Most of the changes point to increased market and price volatility, the Bentek report said. Increased production, including unexpected increases in some older basins, is straining pipeline capacity, and bottlenecks are developing. The decline in the more stable industrial demand and increase in weather-dependent power generation increases the potential for volatility. And there could be a very precipitous price drop this summer if there is not more cold weather in February and March or an early hot summer to draw down storage.
"The bottom line of this study is volatility," noted Rusty Braziel, managing director of Bentek. "Our analysis of supply and demand is based on detailed gas flow information at almost 20,000 individual points across the pipeline grid that we derive from Bentek's Pipe2Pipe Gas Transportation Intelligence Service. We drill down into this data to reveal the most important natural gas supply, demand, transportation and storage developments. This year, all roads lead to the potential for high volatility."
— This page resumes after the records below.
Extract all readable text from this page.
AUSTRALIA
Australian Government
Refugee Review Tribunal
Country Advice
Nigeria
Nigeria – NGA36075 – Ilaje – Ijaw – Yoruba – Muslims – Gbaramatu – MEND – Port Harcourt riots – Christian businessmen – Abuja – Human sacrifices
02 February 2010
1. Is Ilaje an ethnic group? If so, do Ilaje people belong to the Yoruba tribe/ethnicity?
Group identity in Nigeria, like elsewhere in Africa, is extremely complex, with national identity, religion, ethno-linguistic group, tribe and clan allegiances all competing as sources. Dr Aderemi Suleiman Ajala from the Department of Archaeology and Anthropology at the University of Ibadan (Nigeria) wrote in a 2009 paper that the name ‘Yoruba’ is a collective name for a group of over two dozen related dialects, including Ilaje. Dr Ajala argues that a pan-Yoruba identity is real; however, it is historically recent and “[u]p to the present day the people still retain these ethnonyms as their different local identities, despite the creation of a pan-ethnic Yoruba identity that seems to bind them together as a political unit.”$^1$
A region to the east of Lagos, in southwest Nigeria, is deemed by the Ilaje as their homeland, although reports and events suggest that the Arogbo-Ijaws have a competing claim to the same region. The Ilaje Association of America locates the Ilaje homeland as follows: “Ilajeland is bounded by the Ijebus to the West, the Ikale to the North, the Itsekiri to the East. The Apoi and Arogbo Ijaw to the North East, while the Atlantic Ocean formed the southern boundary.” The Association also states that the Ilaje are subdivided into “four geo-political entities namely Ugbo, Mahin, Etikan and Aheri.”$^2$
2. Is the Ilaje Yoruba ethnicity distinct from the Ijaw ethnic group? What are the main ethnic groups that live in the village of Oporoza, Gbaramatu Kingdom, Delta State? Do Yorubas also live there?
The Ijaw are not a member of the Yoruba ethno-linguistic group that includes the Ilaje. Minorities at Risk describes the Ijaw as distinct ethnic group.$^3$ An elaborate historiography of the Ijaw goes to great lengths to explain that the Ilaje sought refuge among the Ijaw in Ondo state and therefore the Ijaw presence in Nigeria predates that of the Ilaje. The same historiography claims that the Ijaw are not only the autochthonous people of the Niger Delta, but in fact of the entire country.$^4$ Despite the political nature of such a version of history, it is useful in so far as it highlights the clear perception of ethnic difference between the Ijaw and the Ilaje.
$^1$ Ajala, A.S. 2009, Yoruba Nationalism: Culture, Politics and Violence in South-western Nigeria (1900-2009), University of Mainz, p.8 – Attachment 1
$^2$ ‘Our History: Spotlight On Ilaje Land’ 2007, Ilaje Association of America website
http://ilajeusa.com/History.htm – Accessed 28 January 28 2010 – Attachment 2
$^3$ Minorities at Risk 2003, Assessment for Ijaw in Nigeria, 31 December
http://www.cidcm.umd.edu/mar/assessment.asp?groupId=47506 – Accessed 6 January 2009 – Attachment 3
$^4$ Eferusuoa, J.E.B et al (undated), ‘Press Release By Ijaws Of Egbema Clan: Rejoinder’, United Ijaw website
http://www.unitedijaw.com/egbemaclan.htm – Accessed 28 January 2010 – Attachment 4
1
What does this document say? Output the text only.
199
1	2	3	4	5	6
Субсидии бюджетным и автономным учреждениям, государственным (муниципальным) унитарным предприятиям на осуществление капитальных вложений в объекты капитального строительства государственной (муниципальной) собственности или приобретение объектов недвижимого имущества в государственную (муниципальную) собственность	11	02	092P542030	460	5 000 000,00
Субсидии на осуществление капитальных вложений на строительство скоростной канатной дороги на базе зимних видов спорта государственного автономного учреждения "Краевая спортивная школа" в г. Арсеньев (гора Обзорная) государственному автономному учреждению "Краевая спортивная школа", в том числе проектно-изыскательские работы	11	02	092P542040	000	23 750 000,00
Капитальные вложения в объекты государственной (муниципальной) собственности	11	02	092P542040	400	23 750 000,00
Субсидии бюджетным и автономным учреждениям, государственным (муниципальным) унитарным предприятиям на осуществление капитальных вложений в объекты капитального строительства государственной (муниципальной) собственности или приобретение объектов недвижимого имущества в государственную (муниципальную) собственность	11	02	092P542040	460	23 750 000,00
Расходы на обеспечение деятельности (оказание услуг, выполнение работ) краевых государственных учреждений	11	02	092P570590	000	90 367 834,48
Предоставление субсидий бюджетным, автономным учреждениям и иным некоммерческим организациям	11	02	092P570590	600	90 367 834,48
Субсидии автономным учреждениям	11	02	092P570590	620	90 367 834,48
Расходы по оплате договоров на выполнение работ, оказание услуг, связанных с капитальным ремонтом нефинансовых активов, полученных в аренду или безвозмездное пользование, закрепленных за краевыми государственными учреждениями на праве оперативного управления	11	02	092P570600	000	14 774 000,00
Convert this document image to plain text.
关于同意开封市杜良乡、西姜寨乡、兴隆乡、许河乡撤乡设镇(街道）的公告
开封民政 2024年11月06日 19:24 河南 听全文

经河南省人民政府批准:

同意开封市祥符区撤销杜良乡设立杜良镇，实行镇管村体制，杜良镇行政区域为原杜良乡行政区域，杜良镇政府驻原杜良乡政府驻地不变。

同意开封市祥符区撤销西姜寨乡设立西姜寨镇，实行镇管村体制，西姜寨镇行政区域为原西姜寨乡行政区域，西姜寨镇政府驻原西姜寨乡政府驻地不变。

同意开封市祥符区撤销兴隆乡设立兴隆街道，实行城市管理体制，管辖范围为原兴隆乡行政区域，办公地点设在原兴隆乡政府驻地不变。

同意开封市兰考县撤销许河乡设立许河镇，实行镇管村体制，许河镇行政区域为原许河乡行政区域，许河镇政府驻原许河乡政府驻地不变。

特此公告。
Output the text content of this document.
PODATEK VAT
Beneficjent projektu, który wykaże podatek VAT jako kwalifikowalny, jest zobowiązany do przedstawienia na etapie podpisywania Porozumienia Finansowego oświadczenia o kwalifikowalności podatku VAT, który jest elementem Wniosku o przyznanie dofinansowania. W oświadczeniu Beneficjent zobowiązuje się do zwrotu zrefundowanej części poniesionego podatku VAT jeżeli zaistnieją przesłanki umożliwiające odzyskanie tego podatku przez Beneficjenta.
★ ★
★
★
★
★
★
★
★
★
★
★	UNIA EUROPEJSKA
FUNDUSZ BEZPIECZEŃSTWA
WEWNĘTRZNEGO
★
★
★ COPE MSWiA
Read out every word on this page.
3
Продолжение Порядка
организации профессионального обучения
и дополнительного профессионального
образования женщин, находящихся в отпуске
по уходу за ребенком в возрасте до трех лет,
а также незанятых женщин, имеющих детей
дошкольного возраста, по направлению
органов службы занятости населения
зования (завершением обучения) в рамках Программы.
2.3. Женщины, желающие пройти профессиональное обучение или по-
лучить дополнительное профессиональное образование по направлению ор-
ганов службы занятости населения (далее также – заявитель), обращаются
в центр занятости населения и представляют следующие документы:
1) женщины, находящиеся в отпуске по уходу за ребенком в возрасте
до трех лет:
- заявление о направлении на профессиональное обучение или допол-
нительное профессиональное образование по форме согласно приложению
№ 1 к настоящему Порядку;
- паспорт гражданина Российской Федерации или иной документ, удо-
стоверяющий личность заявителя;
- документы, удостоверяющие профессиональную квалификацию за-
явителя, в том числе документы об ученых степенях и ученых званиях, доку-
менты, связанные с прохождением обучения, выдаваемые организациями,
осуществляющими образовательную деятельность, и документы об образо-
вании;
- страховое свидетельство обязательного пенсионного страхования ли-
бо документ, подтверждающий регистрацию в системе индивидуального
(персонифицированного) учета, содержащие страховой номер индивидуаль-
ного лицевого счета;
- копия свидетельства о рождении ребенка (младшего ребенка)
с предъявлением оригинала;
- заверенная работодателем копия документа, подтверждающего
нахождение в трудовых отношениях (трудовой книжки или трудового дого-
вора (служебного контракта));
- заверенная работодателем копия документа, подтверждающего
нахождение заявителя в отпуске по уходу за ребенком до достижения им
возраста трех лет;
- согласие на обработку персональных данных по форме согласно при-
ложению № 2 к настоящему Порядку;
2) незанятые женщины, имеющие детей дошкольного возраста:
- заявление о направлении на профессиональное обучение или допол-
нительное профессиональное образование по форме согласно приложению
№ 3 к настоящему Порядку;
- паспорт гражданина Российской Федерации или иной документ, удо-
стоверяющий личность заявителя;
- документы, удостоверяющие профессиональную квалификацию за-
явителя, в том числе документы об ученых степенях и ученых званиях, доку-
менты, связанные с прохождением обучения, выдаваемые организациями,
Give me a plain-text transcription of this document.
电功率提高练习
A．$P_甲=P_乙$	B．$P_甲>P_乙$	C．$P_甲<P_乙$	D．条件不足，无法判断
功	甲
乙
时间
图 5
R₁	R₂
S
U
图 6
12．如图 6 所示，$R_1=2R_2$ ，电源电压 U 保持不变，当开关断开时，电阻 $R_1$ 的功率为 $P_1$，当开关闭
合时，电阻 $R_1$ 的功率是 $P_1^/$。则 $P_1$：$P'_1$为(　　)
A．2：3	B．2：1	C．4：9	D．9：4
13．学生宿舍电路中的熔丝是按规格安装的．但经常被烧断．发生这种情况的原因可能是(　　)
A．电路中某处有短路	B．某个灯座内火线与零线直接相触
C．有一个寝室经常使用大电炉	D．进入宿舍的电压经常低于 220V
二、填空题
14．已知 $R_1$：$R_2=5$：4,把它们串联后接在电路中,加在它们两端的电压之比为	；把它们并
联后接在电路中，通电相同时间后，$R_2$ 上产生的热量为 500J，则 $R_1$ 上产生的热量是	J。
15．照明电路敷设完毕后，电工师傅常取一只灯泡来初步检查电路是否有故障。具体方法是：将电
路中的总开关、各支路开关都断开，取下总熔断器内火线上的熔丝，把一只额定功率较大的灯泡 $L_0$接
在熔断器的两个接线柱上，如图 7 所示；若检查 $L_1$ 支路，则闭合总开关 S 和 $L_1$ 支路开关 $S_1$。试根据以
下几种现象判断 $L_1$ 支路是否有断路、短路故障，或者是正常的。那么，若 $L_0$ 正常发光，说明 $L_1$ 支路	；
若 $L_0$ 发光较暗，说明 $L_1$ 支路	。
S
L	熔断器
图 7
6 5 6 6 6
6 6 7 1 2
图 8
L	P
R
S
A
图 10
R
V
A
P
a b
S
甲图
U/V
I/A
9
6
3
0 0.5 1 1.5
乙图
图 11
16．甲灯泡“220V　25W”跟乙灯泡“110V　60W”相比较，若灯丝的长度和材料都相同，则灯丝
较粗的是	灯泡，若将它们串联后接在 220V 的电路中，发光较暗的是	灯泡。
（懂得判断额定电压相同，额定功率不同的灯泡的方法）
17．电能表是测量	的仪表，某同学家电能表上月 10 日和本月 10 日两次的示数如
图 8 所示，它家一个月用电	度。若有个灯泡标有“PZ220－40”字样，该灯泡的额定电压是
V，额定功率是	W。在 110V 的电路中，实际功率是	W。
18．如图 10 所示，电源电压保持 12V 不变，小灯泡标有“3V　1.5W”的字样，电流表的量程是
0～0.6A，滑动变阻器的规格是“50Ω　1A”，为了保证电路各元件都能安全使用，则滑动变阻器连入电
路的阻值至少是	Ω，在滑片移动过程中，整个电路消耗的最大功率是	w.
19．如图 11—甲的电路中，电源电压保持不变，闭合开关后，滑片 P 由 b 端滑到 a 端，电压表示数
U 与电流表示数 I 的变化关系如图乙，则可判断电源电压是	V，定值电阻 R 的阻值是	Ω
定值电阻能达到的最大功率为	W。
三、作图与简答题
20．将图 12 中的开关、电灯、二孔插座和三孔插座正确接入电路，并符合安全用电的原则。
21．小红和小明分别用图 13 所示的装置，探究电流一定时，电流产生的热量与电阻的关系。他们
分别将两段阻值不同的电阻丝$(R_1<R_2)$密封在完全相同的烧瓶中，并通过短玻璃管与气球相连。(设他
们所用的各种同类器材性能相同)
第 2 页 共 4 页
"Almost 1 Bcf/d of incremental production came out of the western basins last year," Bennett said. This was led by a 16% increase in the Uinta and Piceance basins to 1.6 Bcf/d. Gas flows out of the Green River Basin were up 3% to 3.7 Bcf/d with volumes at 3.9 Bcf/d in December. Production in the Wind River Basin rose 6% to 0.7 Bcf/d, and the San Juan Basin was up about 0.1% to 4.2 Bcf/d.
Outside of the Rockies, the Fort Worth area had a 17.2% or 232 Bcf production increase, East Texas production was up 10.8% or 358 Bcf, the Arkansas-Louisiana region was up 9.5% or 125 Bcf, and Arkoma production increased 4% or 51 Bcf. The production decline offshore was 17.8% or nearly 2 Tcf, including the slightly more than half a Tcf of production lost due to hurricanes.
Bentek's tally of production gains and losses shows that production directed to the East and midwestern markets, including Gulf of Mexico gas, showed a decline of about 1.2 Tcf, while producing areas feeding western markets increased output by 360 Bcf.
Demand growth ran contrary to production trends with demand in the Northeast and Midwest each increasing 14%, followed by the Southeast at 11% and Texas by 5%. Demand in the West was flat.
Net imports rose about 6% in 2005 to an average 7.9 Bcf/d compared to 7.5 Bcf/d in 2004, Bentek said. This includes a 2% rise in imports from Canada and a 26% drop in exports to Mexico. LNG imports declined minimally by about 4% or 0.1 Bcf/d with the Lake Charles, LA terminal showing the greatest decline at -38%. Elba Island, GA had the greatest increase, up 26%.